I understand democracy as the belief in and appeal for popular sovereignty. It is centered on the idea that the people of a polity hold the ultimate authority to make decisions. The democratic spirit therefore entails the belief in the direct rule of the people, and in their ability to freely exercise their will. Along with this is the implication that what the people want is one and the same as what is best for them. In a pure democracy, the government exists solely to carry out the will of the people. Public officials acting in their own selfish interests and not in that of the people would be removed and replace. 

Liberalism, though commonly thought of as a feature of democracy, actually encompasses an entirely separate system of viewpoints. For one, liberalism believes that certain unalienable rights exist for all people. Liberalism believes that the power of the people needs to be systemically tempered to protect them from themselves. “Unchecked rule by the people can easily lead to illiberalism—or worse.”[8] In the case that a majority of the population wants something illiberal, the role of a liberal government would be to act against the will of this majority. A truly liberal society is one in which liberal values supersede the will of the people. Importantly, moral judgement is not left, to the people, but rather allocated to established authorities who will properly define the true public good. 


Liberalism and democracy are separate entities, that certainly work towards the same objectives at time, but also oppose one another at other. They are not automatically linked in the way that we in Western societies have grown accustomed to thinking. It is because of this that while liberalism can certainly be conducive to the formation of a functional democracy, it is neither an integral part, nor necessarily and effortless addition to a democratic system. 


Having established definitions for both democracy and liberalism, I will turn my attention to populism—an ideology that threatens both the aforementioned terms, as well as the precarious balance that we have struck between them in liberal democracies. Most of the principles underlying populism are democratic ones.

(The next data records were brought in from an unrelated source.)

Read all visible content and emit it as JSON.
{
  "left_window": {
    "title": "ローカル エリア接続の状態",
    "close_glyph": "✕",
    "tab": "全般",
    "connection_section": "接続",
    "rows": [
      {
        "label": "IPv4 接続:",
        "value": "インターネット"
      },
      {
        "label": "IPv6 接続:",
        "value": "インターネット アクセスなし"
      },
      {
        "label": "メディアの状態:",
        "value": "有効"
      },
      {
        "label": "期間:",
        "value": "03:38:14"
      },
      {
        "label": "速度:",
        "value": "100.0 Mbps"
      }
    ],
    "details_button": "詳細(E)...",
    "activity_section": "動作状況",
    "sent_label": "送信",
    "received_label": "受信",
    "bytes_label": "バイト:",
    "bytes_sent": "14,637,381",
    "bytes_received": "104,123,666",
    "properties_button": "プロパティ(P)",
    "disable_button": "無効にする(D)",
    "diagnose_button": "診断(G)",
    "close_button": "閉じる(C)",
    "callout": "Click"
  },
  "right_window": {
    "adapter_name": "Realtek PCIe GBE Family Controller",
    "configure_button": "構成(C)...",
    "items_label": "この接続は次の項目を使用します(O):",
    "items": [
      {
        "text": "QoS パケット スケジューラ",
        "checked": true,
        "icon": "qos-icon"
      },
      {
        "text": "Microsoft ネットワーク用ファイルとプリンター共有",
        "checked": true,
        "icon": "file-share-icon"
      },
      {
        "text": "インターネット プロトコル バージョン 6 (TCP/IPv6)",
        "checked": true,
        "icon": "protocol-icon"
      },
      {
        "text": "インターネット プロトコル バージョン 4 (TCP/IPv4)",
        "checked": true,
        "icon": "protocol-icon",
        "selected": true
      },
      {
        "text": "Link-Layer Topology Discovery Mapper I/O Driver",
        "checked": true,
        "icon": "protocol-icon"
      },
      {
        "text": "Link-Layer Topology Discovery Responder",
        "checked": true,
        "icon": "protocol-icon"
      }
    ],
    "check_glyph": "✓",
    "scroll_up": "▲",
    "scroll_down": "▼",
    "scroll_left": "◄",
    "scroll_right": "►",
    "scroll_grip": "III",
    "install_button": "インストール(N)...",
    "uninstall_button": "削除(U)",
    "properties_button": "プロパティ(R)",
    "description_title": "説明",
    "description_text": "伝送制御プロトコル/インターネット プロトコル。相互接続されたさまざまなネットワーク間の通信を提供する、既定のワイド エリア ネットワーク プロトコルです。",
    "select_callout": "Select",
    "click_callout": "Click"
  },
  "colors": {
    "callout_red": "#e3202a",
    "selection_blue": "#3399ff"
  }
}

Populism also emphasizes the right of the people to rule directly, and exercise control over their government. An addition, however, is that populism includes a criticism of the institutions of the state: what makes a populist is his “reaction to the structure of power.”[9]Populism stems from a perceived shift away from democracy, and presents itself as “an appeal to ‘the people’ against both the established structure of power and the dominant ideas and values.”[10]  Populist leaders advocate for the abolition of obstructive establishments that hinder the people from translating their will into policy. Populism is therefore able to present itself in a far more romantic fashion, as a return to true democracy.  


In practice, populism also necessarily includes a certain anti-pluralism, which stems from the fact that populists believe in the existence of only one true group that constitutes ‘the people.’ In this paper, however, to avoid delving into the specifics of how ‘the people’ have been defined, I treat populism as a theory, and discuss how the aspects of populism are harmful to our liberal democratic system, as well as to its underlying democratic values. 

The danger of populism is twofold: populism is dangerous to a liberal democracy because it exploits the preexisting incompatibility between democratic and liberal ideals, and it also calls into question the viability of liberal democracies for the future.